Right now, our management employees are all veterans of the CalPERS system. As such, they are not subject to the new legislation that forces public employees to pay half their expenses – they pay 9 percent of pensions of 70 percent of their highest year’s earnings at age 55.
Frank Fields made it very clear – the private development fund deficit is “largely due to pension obligation.” They’ve emptied the General Fund making transfers, now they want the developers to pay more.
And not just the developers – they did not, in front of me, address the problem of homeowners paying so much beyond actual cost.
PS: Now you might want to read the conversation I had about a year and a half ago with Mayor Sorensen, in which he says I made up the pension deficit. That Mark, he’s a crack-up.
https://chicotaxpayers.com/2014/03/04/2508/
PSS: The consultant made a remark that stuck – he included city council as “overhead“, and actually mentioned that we could cut our city council. That’s true – a lot of towns operate fine with five, we have seven. I don’t have a current figure, but last time I checked, the mayor gets a $9,000 “stipend,” the other councilors get almost $7,000 each, and then they get health insurance packages ranging from about $8,000 to over $20,000 (Sorensen was taking a $21,000 package last time I checked, in addition to whatever he gets as city manager of Biggs). Cutting two councilors would mean a minimum savings of two $7,000 stipends and two $8,000 health insurance packages – $30,000/year.
The City government is screwing us almost every way they can.
I’m starting to think it’s time to leave.

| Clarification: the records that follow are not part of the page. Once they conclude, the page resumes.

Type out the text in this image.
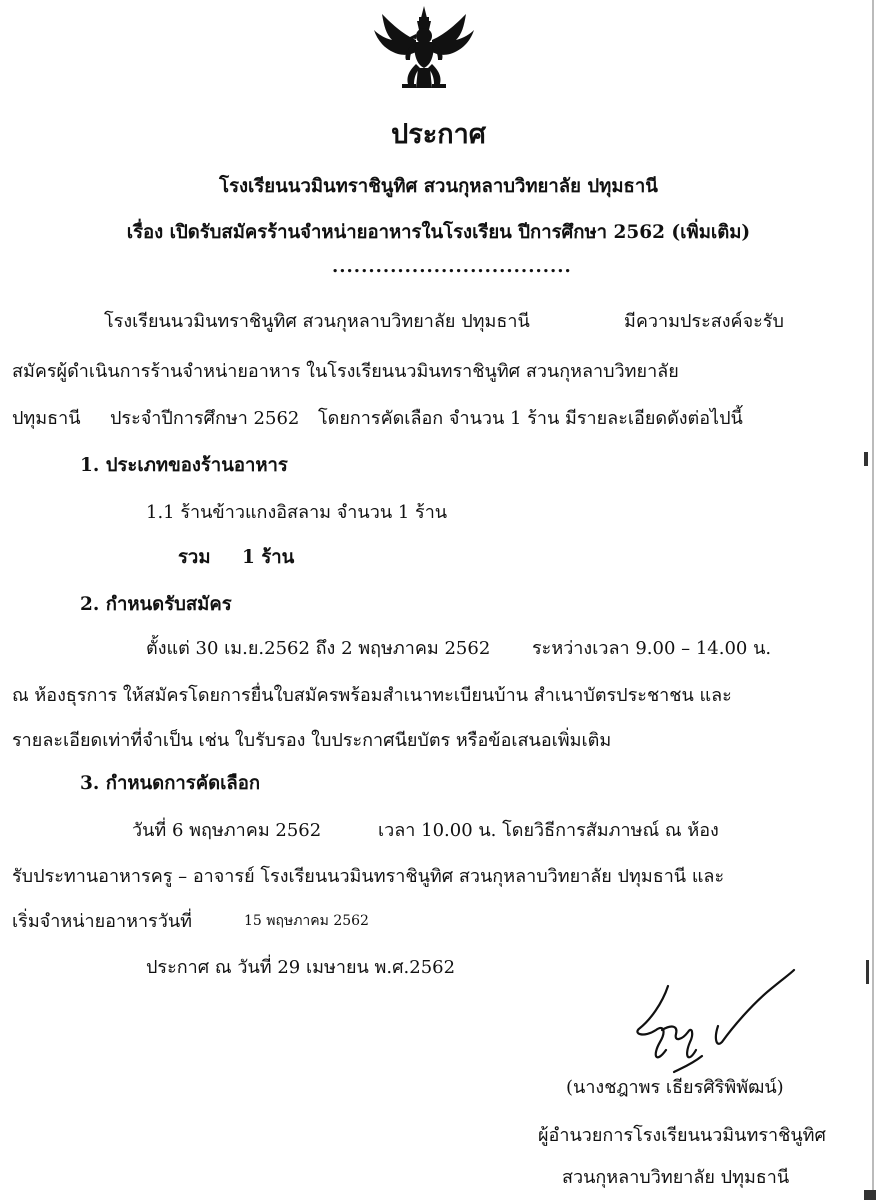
ประกาศ
โรงเรียนนวมินทราชินูทิศ สวนกุหลาบวิทยาลัย ปทุมธานี
เรื่อง เปิดรับสมัครร้านจำหน่ายอาหารในโรงเรียน ปีการศึกษา 2562 (เพิ่มเติม)
.................................
โรงเรียนนวมินทราชินูทิศ สวนกุหลาบวิทยาลัย ปทุมธานี	มีความประสงค์จะรับ
สมัครผู้ดำเนินการร้านจำหน่ายอาหาร ในโรงเรียนนวมินทราชินูทิศ สวนกุหลาบวิทยาลัย
ปทุมธานี ประจำปีการศึกษา 2562 โดยการคัดเลือก จำนวน 1 ร้าน มีรายละเอียดดังต่อไปนี้
1. ประเภทของร้านอาหาร
1.1 ร้านข้าวแกงอิสลาม จำนวน 1 ร้าน
รวม 1 ร้าน
2. กำหนดรับสมัคร
ตั้งแต่ 30 เม.ย.2562 ถึง 2 พฤษภาคม 2562 ระหว่างเวลา 9.00 – 14.00 น.
ณ ห้องธุรการ ให้สมัครโดยการยื่นใบสมัครพร้อมสำเนาทะเบียนบ้าน สำเนาบัตรประชาชน และ
รายละเอียดเท่าที่จำเป็น เช่น ใบรับรอง ใบประกาศนียบัตร หรือข้อเสนอเพิ่มเติม
3. กำหนดการคัดเลือก
วันที่ 6 พฤษภาคม 2562	เวลา 10.00 น. โดยวิธีการสัมภาษณ์ ณ ห้อง
รับประทานอาหารครู – อาจารย์ โรงเรียนนวมินทราชินูทิศ สวนกุหลาบวิทยาลัย ปทุมธานี และ
เริ่มจำหน่ายอาหารวันที่	15 พฤษภาคม 2562
ประกาศ ณ วันที่ 29 เมษายน พ.ศ.2562
(นางชฎาพร เธียรศิริพิพัฒน์)
ผู้อำนวยการโรงเรียนนวมินทราชินูทิศ
สวนกุหลาบวิทยาลัย ปทุมธานี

don’t even think about it Bud, I might have to put you in the stocks! (Last Man On Earth joke)
The City government is screwing us almost every way they can.
You ain’t seen nothing yet. Just wait until the elections. They will be screaming for tax increases and more bonds.
I’m starting to think it’s time to leave.
If you’re going to make the move it would be best to leave California. This state is insane.
But if not it is definitely time to start shaming our so called public servants and get the word out every way possible how they are taking advantage of us.
I will admit, I’ve thought about leaving many times, but come to the same conclusion – this is like some disease among cities, it has spread all over California, and probably across the US.
Hmmm, where would we go. It might be fun to compare some other cities with ours, knowing what we know, where would we choose to live?
Sorensen was taking a $21,000 package last time I checked,..
That’ll buy a lot of Preparation H and he needs it.